È un’uva a bacca rossa e a germogliamento precoce, il che la espone ai ritorni di freddo primaverili e pertanto diventa fondamentale posizionare correttamente i vigneti, escludendo le aree di fondo valle dove possono stazionare gli strati di aria fredda che scivolano lungo i pendii delle colline. I suoi grappoli sono di media grandezza, gli acini hanno un colore blu scuro, con una buccia spessa, ricca di polifenoli ma così delicata da rompersi facilmente a fine maturazione, dando luogo alla caratteristica lacrimazione, ed ecco spiegata l’origine del nome.           
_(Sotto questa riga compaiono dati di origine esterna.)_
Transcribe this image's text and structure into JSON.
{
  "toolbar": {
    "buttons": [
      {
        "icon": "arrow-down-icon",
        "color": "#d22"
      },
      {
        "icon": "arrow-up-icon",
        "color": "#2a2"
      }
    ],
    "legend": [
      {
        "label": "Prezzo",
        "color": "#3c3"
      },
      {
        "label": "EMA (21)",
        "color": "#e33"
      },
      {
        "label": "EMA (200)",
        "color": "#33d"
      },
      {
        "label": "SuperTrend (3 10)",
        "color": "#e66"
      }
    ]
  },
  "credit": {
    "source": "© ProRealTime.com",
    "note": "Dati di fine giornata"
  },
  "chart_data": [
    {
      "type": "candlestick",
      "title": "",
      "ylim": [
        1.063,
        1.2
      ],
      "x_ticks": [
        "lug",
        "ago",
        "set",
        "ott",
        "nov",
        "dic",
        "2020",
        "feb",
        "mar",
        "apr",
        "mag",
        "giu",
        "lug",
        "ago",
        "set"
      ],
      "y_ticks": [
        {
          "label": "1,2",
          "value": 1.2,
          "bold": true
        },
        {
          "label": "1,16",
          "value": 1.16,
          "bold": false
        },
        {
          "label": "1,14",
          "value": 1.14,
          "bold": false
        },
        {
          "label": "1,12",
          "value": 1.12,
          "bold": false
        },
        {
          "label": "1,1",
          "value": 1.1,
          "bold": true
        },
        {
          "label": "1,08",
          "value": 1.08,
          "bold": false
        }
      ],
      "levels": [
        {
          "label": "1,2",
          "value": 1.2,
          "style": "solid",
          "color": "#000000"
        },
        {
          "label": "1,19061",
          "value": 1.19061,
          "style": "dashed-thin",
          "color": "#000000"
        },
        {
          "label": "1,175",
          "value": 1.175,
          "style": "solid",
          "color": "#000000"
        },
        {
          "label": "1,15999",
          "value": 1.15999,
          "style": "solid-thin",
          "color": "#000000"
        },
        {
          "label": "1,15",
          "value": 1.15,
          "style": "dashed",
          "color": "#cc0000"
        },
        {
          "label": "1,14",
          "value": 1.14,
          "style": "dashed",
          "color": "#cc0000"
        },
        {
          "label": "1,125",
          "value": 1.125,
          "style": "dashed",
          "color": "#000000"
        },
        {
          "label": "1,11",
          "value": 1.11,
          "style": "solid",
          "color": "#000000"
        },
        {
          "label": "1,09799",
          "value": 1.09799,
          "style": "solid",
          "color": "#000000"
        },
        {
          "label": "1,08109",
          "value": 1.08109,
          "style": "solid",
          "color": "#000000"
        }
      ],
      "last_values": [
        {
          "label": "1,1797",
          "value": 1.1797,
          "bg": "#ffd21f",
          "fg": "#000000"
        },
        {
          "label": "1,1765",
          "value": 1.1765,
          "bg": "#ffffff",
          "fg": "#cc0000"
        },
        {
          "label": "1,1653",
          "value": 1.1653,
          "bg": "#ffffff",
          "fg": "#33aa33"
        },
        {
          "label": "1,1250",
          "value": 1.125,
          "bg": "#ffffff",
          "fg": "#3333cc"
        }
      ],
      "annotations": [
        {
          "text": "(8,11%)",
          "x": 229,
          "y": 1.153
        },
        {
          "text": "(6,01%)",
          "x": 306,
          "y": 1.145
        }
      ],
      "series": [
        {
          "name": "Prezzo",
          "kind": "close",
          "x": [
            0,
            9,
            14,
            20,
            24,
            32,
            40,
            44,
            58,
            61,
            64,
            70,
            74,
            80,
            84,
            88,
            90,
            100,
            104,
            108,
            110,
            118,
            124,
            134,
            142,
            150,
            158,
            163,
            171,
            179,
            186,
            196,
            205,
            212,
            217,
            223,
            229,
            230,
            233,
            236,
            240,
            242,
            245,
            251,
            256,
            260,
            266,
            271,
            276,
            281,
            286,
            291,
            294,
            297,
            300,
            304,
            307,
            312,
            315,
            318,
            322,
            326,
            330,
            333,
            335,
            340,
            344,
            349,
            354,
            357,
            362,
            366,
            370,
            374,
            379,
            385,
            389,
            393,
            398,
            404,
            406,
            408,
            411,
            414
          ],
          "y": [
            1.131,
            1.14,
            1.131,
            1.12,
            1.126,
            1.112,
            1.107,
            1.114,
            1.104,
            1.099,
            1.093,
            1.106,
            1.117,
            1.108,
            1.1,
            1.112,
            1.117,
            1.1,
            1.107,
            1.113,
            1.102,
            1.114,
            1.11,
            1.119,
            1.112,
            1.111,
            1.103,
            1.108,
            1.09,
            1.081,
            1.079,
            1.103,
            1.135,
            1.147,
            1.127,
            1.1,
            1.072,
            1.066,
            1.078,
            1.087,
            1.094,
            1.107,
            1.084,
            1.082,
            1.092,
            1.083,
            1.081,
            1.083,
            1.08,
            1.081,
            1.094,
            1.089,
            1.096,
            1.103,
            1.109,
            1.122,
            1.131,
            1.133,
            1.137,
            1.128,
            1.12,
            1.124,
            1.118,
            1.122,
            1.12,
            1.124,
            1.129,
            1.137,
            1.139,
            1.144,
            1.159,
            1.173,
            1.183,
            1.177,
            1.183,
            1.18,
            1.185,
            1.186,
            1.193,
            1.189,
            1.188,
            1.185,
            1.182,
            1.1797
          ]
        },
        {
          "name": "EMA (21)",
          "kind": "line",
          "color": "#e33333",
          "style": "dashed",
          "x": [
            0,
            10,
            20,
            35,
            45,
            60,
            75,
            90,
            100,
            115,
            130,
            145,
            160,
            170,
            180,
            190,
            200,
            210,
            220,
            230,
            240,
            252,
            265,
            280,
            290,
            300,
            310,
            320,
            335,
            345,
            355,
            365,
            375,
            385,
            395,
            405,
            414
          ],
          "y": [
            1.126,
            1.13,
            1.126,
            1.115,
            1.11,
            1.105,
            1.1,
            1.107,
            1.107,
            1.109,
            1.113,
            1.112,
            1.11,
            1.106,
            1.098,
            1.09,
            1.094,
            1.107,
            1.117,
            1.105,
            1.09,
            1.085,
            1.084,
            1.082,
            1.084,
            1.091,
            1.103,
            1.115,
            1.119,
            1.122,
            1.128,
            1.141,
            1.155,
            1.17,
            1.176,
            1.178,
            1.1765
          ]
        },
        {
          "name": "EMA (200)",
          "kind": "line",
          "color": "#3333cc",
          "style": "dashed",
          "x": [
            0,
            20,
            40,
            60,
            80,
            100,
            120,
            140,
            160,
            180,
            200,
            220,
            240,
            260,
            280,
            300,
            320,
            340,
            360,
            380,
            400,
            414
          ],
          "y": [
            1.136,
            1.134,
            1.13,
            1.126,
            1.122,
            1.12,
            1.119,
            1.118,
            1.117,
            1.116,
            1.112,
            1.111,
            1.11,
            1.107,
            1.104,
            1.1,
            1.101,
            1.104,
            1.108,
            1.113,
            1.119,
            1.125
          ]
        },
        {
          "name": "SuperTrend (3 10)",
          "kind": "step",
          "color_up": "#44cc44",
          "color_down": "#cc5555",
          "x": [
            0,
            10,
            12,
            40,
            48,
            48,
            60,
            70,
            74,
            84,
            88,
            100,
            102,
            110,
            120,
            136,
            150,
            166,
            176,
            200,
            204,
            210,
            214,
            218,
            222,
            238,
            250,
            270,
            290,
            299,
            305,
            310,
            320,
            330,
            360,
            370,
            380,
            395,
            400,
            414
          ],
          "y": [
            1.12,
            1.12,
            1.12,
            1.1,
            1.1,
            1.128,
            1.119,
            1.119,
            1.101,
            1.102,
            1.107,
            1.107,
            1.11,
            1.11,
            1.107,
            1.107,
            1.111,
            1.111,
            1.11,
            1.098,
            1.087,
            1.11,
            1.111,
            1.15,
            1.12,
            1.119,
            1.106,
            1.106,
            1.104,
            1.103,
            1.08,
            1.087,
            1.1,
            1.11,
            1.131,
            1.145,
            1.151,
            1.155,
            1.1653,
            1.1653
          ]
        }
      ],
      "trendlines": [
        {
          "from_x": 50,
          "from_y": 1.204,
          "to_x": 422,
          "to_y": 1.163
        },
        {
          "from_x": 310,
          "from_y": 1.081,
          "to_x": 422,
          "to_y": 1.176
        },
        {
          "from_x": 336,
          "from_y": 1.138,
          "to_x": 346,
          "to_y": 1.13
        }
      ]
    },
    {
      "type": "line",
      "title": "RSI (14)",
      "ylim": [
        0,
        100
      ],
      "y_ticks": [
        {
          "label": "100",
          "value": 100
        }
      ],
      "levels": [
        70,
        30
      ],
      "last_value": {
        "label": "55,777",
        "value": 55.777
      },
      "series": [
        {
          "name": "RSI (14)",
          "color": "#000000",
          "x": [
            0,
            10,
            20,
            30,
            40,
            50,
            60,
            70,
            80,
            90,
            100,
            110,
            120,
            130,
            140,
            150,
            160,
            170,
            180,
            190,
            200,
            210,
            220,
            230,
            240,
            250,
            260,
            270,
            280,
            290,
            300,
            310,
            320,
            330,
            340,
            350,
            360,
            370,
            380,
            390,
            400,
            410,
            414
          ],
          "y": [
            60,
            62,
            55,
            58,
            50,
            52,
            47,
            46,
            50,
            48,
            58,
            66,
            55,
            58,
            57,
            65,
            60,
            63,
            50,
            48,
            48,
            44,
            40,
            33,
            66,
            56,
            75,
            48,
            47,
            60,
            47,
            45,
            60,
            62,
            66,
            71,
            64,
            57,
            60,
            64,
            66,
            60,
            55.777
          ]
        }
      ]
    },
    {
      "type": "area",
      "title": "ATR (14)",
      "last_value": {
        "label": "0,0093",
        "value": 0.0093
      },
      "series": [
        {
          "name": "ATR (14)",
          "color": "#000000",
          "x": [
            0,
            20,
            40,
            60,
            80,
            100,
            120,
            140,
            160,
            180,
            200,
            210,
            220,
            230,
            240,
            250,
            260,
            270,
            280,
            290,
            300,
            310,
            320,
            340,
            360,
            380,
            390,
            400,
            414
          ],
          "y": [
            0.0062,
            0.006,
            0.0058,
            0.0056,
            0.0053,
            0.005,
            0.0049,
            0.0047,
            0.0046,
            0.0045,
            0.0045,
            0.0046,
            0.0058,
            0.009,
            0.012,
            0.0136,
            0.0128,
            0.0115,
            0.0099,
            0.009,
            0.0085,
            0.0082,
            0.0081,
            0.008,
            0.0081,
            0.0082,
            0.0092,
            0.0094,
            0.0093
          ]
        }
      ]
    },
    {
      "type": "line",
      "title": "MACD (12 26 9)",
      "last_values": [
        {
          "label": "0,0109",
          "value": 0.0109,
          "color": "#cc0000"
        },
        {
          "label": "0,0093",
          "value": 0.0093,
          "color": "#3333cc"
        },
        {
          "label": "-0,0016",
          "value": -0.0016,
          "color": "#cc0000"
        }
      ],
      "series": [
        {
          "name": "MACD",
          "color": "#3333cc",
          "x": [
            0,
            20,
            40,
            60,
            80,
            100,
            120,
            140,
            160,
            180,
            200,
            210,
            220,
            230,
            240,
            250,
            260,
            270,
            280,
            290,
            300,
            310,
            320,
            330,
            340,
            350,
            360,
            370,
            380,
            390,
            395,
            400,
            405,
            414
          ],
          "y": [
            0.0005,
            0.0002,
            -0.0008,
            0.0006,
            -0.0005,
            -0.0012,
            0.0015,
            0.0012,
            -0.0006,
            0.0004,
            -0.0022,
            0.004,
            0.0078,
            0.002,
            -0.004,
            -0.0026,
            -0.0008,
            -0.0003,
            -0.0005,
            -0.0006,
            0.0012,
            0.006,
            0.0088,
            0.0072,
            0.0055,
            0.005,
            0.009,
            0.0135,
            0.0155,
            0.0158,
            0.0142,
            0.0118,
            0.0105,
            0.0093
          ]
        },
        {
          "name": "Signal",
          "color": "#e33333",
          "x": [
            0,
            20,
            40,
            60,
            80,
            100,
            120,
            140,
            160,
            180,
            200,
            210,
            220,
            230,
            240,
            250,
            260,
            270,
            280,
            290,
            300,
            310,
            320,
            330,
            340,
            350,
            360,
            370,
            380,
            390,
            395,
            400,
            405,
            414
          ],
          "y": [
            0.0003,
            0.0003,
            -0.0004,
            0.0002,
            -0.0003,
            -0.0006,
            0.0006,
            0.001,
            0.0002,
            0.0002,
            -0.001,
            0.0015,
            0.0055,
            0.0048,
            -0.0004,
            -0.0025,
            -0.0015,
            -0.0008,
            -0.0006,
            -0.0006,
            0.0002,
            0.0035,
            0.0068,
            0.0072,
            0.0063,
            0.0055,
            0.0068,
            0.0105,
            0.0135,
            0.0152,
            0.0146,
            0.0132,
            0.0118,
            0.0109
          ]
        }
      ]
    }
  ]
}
Durante la fermentazione, le uve di lacrima rilasciano antociani, tannini e sostanze aromatiche, fra cui il geraniolo, un alcol terpenico che apporta al vino un piacevole profumo di rosa. A proposito di geraniolo, una curiosità forse poco nota è che viene prodotto dalle ghiandole odorose delle api ed usato come marcatore per i fiori contenenti nettare; le api lo usano anche come guida per trovare l’entrata dei loro alveari.

sistemi di allevamento più diffusi sono il tradizionale cordone speronato, che oggi tende ad essere sostituito dal Guyot o dal Doppio Guyot, sistemi che consentono un allungamento della vita della pianta rispetto al cordone speronato.

È interessante notare che l’interazione fra le caratteristiche del terreno e quelle del clima portano il vitigno lacrima ad esprimere appieno in queste zone le proprie potenzialità, non solo in termini di accumulo zuccherino ma anche per quel che concerne la maturazione fenolica e la concentrazione di aromi primari.